Where do diseases(emerging and re-emerging) come from?

Answer 114

• Evolution of causative organism.
• Globalisation and travel.
• Exposure of humans to animals (zoonosis).
• Increased human population.
• Changing technology.
• Insufficient population vaccines.

Question 115

Epidemic

Answer 115

Dramatically increase the occurrence of disease in a specific population in a specific location at a particular time.

Question 116

Pandemic

Answer 116

An Epidemic that has spread across multiple countries and/or continents.
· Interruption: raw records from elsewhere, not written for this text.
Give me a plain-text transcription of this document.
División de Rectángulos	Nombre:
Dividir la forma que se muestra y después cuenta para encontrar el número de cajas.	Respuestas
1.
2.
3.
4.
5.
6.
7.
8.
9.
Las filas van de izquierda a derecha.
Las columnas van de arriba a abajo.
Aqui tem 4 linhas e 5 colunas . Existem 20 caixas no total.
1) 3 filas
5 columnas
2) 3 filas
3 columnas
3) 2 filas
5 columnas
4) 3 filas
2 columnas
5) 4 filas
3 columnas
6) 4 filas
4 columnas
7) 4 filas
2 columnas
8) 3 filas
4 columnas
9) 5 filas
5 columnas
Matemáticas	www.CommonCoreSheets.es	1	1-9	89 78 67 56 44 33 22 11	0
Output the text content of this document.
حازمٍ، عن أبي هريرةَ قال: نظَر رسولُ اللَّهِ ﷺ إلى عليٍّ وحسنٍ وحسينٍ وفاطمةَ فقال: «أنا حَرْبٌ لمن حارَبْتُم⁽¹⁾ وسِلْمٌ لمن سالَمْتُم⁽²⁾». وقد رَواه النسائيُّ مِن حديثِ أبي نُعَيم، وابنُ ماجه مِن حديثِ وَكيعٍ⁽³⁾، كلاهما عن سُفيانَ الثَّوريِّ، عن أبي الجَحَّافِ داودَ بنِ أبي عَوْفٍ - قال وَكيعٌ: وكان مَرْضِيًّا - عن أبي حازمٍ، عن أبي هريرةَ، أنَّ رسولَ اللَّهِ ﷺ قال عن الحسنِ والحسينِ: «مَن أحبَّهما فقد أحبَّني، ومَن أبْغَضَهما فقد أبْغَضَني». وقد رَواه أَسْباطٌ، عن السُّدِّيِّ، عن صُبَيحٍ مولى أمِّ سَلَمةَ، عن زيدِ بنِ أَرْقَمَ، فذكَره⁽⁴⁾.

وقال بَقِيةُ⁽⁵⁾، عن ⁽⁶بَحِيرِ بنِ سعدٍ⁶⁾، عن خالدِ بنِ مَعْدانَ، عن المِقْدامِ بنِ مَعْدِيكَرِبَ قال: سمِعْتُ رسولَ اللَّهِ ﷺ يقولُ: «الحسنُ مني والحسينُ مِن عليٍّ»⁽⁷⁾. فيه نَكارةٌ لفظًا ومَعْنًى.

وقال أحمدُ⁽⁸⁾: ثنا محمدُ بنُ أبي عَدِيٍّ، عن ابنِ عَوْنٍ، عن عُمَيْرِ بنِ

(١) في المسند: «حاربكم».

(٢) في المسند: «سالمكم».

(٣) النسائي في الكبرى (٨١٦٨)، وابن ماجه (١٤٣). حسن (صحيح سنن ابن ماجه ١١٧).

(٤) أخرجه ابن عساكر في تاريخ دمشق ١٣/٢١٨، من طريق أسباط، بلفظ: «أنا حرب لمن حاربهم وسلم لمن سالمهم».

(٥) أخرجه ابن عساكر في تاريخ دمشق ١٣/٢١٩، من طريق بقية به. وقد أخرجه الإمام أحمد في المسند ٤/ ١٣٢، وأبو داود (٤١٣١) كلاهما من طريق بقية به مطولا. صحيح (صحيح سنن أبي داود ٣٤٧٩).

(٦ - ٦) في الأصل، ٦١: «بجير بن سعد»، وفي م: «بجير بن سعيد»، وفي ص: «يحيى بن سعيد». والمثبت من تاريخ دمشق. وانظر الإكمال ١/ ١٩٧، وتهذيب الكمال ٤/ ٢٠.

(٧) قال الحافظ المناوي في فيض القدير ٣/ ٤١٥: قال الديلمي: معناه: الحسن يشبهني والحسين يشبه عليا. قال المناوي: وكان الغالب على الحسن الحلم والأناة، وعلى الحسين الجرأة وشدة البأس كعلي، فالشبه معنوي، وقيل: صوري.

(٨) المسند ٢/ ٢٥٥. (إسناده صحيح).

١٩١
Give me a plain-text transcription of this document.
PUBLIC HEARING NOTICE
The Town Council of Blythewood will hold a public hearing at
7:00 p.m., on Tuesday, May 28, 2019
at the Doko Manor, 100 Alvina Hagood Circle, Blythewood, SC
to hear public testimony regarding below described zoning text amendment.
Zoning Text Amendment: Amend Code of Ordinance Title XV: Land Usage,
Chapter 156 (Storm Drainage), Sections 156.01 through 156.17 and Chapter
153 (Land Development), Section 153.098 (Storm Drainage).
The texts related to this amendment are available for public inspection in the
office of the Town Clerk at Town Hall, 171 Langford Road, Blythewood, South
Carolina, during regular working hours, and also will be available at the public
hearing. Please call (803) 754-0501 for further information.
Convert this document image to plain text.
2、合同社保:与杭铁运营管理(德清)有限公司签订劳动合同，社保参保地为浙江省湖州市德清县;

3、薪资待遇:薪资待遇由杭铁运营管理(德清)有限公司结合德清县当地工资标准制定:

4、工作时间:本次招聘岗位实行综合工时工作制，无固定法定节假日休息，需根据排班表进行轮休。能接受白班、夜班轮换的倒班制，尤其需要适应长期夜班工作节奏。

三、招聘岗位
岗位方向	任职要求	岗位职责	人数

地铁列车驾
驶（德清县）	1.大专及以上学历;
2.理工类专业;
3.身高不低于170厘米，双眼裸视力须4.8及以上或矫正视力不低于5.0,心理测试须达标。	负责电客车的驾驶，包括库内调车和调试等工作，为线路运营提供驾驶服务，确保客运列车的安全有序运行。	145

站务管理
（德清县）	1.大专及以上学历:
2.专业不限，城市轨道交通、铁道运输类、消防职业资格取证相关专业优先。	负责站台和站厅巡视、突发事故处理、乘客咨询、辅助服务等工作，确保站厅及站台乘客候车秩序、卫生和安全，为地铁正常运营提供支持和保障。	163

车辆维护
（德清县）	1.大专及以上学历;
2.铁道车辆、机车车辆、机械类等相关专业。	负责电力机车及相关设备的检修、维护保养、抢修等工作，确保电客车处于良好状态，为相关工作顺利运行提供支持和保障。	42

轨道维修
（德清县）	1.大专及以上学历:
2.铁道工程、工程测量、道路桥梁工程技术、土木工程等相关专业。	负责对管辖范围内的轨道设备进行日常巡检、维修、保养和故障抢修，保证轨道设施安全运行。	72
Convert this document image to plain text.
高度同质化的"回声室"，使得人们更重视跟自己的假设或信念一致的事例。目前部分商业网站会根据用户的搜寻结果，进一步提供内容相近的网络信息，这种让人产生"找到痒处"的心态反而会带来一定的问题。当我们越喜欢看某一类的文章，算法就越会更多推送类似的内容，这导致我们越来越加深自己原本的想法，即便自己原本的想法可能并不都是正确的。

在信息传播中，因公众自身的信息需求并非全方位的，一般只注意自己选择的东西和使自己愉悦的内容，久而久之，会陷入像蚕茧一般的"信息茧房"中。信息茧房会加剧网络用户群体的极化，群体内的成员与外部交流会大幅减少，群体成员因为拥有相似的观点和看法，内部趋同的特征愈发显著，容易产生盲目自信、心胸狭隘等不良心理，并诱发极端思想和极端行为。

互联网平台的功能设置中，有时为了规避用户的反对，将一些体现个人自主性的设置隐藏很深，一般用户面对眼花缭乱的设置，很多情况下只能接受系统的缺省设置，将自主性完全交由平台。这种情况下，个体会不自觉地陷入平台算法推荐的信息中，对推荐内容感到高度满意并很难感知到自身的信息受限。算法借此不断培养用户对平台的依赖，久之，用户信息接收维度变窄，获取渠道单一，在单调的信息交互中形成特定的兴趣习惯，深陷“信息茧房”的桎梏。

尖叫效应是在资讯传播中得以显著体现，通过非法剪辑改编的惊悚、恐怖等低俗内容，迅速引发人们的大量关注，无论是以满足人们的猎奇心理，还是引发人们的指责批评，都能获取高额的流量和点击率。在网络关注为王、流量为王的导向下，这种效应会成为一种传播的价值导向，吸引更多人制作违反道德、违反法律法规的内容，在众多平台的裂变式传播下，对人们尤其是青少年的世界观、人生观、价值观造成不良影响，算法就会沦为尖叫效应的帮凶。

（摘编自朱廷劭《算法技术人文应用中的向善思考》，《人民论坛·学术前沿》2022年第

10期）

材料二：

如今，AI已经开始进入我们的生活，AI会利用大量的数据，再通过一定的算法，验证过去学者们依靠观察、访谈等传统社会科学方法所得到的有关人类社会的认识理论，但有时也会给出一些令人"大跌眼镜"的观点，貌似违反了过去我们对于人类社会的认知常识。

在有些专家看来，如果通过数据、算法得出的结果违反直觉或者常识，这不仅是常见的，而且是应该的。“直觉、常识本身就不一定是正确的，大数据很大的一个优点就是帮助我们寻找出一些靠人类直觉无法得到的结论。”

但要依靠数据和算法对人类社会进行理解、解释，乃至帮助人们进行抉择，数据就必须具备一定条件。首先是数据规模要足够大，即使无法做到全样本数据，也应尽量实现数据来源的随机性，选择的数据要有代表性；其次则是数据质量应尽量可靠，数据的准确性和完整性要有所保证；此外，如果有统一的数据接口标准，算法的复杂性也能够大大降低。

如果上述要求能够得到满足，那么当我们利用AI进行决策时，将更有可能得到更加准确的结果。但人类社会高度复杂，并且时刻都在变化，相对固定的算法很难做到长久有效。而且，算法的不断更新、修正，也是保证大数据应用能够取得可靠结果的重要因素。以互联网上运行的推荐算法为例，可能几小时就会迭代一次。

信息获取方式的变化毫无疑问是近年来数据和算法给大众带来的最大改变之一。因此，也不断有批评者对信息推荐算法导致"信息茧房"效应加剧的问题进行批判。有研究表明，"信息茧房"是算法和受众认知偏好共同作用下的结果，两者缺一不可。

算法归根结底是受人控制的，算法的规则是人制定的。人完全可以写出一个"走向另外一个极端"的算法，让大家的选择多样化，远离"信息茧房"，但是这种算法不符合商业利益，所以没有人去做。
Affecting a large number of people.

Question 117

Pathogens were introduced by European arrival to Australia.

Answer 117

• Lack of immunity in Indigenous Populations.
• Lack of knowledge and experience of new pathogens.
• Disruption caused by colonisation; access to food and water was denied; forced into camps increasing infection,

Question 118

Methods of Identifying Pathogens

Answer 118

Physical; Visulise pathogen structure via microscope.
Phenotype; Selective media –> agar plate allows certain pathogens to grow.
Immunological; Serology –> diagnosis based on the presence of antigens or antibodies.
Molecular; Hybirdisation-based detection.

Question 119

Methods of disease transmission

Answer 119

• Airborne transmission.
• Droplet transmission.
• Direct physical contact transmission.
• Indirect physical contact transmission.
• Faecal-oral transmission.

Question 120

Controlling disease transmission

Answer 120

Identification, prevention, control the spread and treatment.

Question 121

Key strategies to control disease transmission

Answer 121

• Prevention; Hygiene sanitation
• Screening; routine testing
• Quarantine + Isolation
• Identification Pathogen
• Control transmission
• Treating Infected; Antibiotics

Question 122

Immunotherapy

Answer 122

Medical interventions that treat disease by modulating the immune system by amplifying or reducing the immune response

Activation immunotherapies: Induce/Amplify immune response. (also helps recognise cancer cells and destroy them)
Suppression immunotherapies: prevent/reduce an immune response.

Question 123

Monoclonal antibodies

Answer 123

• Lab-made bind to specific antigens.
• Target specific types of parts of the cell.
• Used to treat cancer and autoimmune diseases.

Question 124

How are monoclonal antibodies produced?

Answer 124

1. Identify and isolate the target antigen.
2. Vaccinate an animal with that antigen.
3. Harvest resulting B cells(produce antibodies).
4. Fuse B cells into myeloma cells to create hybridoma cells capable of growing and making desired antibodies.
5. Screen tissue culture for cells that meet requirements and clone them.
6. Collect and purify antibodies.

Question 125

Cancer

Answer 125

Complex group of diseases caused by uncontrolled and unregulated replication of cells that evade other sites.

Question 126

2 types of monoclonal antibodies in immunotherapy

Answer 126

Naked monoclonal antibodies; mono antibodies with no other molecules attached to it.
Conjugated monoclonal antibodies; Mono antibodies with molecules attached.

Question 127

Monoclonal antibodies vs cancer

Answer 127

naked + conjugated

Attach to cancer cells, stimulating natural killer cells to stimulate and interact with complement proteins or recruitment of leukocytes.
Reduce their ability to hide by blocking immune checkpoint molecules, blocking cell growth.

Question 128

Autoimmune disease

Answer 128

Normally: Lymphocytes recognise markers.

In autoimmune diseases, lymphocytes fail to recognise self-makers.

Question 129

Suppression Immunotherapy

Answer 129

Dampen immune system and reduce it’s ability to attack self-cells.
Monoclonal antibodies reduce the immune system through:
Cytokine Inhibitation –> binds to and inhibits cytokines.
B cell and T cell depletion and inhibition

Question 130

Immunotherapy and traditional autoimmune disease treatment

Answer 130

major autoimmune diseases have no cure.
- Doctors reduce symptoms.
- Suppress the whole immune system.
Traditional autoimmune treatment can become insufficient and develop infections and cancer.